Sus responsables nos fuerzan a vivir las Fallas con la misma alegría, con el mismo desprendimiento que demuestran sus cofrades sevillanos y, como siempre, llegan estacionalmente, con puntualidad fatal. Se pronuncia la misma proclama de nuestra alcaldesa, ese ditirambo inaudible con que se abre cada año la juerga del pim pam pun, ese sermón festivo con que la enérgica munícipe agita al vecindario y a los forasteros. Se instalan las mismas carpas, que ocupan el espacio como si fueran gigantescas tiendas de campaña, con una multitud que vivaquea al raso. Regresan los cohetes cuyo estruendo se apagó y niños fieros con idéntica furia desenvuelta, espoleados por unos padres incendiarios, nos aturden con una pirotecnia temeraria. Se levantan unos monumentos que creíamos desaparecidos, combustible de otras Fallas, pero que reviven igual, con la misma estética acomodaticia, con esos muñecos que ya teníamos vistos, con esos petimetres gobernados por mujeronas de grandes curvas y de pechos nutricios. Se engalanan las calles con idénticas banderitas y perillas de colores, unas calles en las que estalla durante días y días una jarana desconsiderada y non stop. Reaparecen vecinos a quienes habíamos perdido la pista, habitualmente comedidos y silenciosos, ahora convertidos en portavoces uniformados del contento multitudinario. Se amontona la misma inmundicia: los mismos papeles, las mondas de fruta, los cascos y los vidrios rotos de otros tiempos. Más aún, da grima oler, como siempre, a ciudad meada, a amoniaco: el mismo rincón de todos los años es bueno para el alivio mingitorio. Un vandalismo recreativo que destruye y quema con ardor los enseres del mobiliario urbano transforma el aspecto de la ciudad y nos la deja como tiempo atrás, como hace doce meses. No hay nada nuevo: siempre el mismo estrépito y la misma ilusión. Arrastrados por el gentío, empujados por el vecindario, los pacíficos habitantes se suman a un frenesí previsible y fuerzan a cada uno a la fiesta obligatoria.

Sin embargo, ahora que lo pienso, quizá no sea todo igual y tal vez sí que se esté dando un cambio inaudito y esto sea algo más que una mera repetición. George Politzer publicó hace muchos años unos Principios elementales y principios fundamentales de filosofía.
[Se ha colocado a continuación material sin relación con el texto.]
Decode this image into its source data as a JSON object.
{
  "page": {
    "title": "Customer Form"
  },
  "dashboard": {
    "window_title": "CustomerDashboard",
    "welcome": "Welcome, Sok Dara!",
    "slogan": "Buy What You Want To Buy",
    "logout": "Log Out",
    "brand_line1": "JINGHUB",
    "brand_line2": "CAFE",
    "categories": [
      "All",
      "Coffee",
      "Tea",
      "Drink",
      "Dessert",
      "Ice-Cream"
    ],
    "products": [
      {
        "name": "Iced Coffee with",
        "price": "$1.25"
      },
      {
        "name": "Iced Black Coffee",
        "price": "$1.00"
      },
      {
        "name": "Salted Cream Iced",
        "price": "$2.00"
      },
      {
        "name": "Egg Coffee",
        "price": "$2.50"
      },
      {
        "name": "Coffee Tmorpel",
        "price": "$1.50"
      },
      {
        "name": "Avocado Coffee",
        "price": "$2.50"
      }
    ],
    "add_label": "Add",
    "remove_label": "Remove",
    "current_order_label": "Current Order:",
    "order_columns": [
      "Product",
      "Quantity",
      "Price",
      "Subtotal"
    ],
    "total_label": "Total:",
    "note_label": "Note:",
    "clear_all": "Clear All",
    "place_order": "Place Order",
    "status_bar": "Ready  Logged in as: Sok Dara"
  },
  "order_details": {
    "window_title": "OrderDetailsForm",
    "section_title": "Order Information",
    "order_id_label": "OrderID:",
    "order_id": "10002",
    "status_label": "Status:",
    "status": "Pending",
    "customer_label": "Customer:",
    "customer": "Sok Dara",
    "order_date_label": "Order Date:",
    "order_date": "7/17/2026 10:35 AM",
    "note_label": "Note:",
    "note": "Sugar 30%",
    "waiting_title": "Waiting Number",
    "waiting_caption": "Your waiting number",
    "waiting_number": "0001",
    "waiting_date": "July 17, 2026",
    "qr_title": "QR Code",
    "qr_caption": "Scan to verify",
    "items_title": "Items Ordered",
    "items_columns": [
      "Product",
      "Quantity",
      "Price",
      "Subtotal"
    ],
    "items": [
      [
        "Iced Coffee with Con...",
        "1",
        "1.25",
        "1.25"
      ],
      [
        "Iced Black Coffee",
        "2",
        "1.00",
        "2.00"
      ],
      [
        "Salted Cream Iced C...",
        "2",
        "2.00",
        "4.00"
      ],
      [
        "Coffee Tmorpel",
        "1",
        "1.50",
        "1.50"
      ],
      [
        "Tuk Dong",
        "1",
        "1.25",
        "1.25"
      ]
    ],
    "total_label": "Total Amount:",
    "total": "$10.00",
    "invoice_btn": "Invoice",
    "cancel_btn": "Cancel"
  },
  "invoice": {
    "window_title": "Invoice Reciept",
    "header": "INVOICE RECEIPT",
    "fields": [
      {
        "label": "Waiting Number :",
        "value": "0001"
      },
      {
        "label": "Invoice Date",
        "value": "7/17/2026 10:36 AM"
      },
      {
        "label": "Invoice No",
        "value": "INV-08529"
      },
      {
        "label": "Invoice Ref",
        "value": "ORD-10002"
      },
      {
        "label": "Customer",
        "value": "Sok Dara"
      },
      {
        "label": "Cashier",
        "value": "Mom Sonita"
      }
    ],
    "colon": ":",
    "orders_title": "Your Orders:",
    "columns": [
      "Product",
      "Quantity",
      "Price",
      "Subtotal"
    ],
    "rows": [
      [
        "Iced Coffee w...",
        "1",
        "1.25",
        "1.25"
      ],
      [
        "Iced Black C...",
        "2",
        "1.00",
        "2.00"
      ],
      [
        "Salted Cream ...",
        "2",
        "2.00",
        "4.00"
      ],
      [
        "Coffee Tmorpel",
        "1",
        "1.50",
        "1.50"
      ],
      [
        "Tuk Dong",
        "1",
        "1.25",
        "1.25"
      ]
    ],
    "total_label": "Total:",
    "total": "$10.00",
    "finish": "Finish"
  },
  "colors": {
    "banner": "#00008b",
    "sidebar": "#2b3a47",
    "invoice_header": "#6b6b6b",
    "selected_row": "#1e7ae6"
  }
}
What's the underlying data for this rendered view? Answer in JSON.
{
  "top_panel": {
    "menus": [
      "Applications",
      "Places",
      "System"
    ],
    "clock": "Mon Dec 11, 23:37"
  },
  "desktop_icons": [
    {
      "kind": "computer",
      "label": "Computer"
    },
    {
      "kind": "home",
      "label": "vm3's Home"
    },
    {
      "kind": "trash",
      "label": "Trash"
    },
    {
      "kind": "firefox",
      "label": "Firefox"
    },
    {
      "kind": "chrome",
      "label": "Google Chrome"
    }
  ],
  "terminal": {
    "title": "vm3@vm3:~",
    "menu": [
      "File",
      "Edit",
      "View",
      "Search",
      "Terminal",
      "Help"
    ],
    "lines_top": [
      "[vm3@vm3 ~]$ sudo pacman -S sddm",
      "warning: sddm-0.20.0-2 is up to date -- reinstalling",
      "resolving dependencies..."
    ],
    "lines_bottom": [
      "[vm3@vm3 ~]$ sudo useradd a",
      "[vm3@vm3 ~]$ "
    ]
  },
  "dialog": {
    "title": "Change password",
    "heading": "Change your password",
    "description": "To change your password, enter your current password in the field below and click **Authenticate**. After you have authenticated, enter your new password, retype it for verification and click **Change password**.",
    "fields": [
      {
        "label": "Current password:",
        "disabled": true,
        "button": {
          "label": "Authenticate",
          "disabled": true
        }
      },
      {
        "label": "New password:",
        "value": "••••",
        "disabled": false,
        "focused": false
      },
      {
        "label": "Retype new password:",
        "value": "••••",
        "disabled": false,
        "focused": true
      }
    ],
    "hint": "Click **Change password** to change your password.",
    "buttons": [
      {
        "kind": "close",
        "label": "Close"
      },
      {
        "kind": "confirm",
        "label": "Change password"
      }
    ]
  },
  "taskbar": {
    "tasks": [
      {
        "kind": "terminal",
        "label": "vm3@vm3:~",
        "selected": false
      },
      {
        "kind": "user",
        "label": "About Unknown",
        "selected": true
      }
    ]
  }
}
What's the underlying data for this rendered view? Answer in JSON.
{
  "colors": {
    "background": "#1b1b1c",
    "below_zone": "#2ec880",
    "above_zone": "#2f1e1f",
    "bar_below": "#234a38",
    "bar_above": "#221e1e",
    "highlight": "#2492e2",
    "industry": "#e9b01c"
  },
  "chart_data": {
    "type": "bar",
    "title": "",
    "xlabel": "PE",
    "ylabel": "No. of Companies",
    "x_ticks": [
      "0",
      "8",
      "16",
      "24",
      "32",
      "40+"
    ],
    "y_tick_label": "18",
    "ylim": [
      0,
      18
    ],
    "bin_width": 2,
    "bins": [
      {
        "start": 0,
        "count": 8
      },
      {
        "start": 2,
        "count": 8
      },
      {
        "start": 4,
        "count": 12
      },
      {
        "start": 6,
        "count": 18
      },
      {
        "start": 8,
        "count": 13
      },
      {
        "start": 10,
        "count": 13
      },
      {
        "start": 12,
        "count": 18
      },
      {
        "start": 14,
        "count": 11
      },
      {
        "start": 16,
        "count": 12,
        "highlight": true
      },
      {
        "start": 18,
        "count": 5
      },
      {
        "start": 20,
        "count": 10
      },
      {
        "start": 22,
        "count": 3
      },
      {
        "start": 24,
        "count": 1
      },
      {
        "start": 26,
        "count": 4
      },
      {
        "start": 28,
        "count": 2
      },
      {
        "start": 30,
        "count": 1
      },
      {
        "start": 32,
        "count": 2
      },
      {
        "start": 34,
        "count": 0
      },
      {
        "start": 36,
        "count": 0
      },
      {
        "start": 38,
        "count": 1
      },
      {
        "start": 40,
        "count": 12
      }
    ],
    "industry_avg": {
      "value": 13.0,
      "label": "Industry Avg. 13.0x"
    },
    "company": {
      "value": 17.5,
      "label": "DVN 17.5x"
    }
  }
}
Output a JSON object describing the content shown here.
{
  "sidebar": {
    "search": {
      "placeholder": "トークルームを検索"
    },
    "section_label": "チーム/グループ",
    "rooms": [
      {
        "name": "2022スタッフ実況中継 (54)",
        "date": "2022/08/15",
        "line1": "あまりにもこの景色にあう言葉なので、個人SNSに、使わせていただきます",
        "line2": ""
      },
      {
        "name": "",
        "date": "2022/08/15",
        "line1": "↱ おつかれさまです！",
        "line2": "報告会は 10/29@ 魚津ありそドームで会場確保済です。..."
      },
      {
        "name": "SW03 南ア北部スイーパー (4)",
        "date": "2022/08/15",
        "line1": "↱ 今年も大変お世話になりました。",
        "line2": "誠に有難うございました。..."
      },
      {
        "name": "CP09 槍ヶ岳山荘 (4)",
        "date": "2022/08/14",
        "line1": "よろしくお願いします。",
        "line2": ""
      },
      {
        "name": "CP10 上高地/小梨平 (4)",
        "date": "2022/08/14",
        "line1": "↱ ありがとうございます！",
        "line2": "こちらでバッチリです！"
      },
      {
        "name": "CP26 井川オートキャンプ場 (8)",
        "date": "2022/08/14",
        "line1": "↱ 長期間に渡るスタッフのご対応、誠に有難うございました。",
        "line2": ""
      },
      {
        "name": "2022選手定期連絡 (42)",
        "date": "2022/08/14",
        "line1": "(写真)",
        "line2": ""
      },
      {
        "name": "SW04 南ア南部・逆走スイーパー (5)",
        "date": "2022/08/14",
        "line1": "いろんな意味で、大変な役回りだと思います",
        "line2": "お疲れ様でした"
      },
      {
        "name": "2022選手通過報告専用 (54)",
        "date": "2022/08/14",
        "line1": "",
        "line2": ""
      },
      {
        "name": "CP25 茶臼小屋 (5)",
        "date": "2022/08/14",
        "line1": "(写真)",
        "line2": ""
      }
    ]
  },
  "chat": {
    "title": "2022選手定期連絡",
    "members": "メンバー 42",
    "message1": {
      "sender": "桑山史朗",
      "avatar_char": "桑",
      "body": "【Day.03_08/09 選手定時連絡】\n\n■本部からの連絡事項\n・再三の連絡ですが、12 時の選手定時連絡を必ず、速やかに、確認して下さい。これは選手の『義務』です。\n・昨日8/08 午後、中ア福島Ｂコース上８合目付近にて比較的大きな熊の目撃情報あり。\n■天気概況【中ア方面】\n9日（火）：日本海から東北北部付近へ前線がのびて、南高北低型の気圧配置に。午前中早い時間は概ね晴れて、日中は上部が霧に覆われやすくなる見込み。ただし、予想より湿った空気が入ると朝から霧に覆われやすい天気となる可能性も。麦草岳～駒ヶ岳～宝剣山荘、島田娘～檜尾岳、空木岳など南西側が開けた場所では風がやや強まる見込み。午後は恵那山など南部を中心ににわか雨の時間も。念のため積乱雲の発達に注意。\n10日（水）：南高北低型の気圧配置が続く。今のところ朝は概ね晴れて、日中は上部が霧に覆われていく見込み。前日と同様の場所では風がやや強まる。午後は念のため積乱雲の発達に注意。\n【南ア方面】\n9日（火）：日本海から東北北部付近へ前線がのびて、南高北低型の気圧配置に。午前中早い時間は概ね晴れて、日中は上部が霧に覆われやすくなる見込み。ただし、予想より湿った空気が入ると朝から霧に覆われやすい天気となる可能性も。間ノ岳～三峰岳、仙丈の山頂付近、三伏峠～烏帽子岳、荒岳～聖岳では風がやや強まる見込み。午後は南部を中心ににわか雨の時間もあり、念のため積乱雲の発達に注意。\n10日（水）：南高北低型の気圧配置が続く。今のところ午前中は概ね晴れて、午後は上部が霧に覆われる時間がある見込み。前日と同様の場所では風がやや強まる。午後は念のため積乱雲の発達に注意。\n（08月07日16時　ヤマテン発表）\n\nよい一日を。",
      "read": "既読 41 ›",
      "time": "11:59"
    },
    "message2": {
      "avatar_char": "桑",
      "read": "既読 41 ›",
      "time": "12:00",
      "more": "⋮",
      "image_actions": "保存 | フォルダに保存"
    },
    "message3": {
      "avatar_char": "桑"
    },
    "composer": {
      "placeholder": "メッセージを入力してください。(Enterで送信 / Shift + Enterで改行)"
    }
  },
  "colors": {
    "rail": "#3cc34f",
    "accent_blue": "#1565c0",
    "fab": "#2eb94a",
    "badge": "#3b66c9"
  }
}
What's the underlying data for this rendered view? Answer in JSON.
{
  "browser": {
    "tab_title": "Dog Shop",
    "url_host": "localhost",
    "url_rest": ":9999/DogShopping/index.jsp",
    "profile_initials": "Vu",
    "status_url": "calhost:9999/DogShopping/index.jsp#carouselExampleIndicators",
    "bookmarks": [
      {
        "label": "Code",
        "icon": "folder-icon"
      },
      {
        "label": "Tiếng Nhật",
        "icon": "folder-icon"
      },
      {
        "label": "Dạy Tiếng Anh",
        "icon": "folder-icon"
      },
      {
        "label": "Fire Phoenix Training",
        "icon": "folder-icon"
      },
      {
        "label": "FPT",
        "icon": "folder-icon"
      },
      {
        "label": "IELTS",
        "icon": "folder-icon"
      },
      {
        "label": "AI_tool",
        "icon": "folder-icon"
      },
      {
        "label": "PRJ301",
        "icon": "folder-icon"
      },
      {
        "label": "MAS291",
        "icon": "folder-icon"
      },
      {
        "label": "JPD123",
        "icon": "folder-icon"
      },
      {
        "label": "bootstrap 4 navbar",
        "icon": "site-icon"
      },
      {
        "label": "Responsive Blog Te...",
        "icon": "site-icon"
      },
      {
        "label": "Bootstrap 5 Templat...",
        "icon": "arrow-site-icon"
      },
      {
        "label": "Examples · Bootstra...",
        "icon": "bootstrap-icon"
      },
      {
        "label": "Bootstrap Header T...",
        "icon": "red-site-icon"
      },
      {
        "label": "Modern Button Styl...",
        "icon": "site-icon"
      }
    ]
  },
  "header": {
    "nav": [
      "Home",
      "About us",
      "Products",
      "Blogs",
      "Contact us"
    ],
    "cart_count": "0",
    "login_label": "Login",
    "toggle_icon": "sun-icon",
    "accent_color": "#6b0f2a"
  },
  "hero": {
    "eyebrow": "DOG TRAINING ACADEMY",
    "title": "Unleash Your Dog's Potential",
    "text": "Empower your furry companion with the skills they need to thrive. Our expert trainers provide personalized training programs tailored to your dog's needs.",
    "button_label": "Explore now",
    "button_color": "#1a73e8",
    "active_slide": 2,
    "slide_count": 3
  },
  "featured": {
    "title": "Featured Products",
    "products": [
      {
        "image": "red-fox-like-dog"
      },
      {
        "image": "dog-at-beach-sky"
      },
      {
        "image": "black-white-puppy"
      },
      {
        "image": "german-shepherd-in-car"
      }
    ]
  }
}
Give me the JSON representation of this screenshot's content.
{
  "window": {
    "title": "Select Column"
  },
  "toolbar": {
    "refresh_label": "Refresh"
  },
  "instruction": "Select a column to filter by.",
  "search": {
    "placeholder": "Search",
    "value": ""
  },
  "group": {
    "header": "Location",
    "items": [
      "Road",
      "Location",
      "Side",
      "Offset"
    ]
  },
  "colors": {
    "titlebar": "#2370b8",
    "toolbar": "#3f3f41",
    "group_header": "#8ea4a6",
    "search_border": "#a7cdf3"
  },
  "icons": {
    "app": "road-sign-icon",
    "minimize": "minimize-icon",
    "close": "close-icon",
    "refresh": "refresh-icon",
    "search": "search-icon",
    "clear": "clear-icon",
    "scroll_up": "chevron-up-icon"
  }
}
Politzer era un desprendido amigo del pueblo, un estalinista muy imaginativo, muy dotado para la metáfora, el símil y el ejemplo. Fue, efectivamente, un pedagogo del marxismo más elemental y eso se reflejó en algunas de las ilustraciones que propuso para explicar la dialéctica. Según pregonaba la cuarta ley, la que dicta la transformación de la cantidad en calidad o ley del progreso por saltos, cuando ponemos a hervir un recipiente de agua, ésta permanece como tal entre uno y noventa y nueve grados: continúa siendo agua modificándose sólo su temperatura. Pero hay un brevísimo instante en que el cambio cuantitativo, el aumento del número, deviene cambio cualitativo, alteración de su cualidad. Es justamente cuando se alcanza el punto de ebullición, cuando el agua se transforma en vapor, cuando la dialéctica de la naturaleza hace pasar del estado líquido al gaseoso. ¿No es maravilloso ese prodigio? ¿No es admirable el ejemplo que nos propone con esforzada pedagogía? Si aceptamos lo anterior, entonces deberíamos preguntarnos qué ha de pasar con el número creciente de los elementos falleros: más monumentos, más calles cortadas, más carpas, más pólvora cada año. ¿Qué ocurre cuando se da un cambio cuantitativo incesante y qué sucederá cuándo, en fin, lleguemos al inevitable cambio cualitativo? ¿Habremos alcanzado ya el punto de ebullición?

Justo Serna es profesor de Historia Contemporánea de la Universidad de Valencia.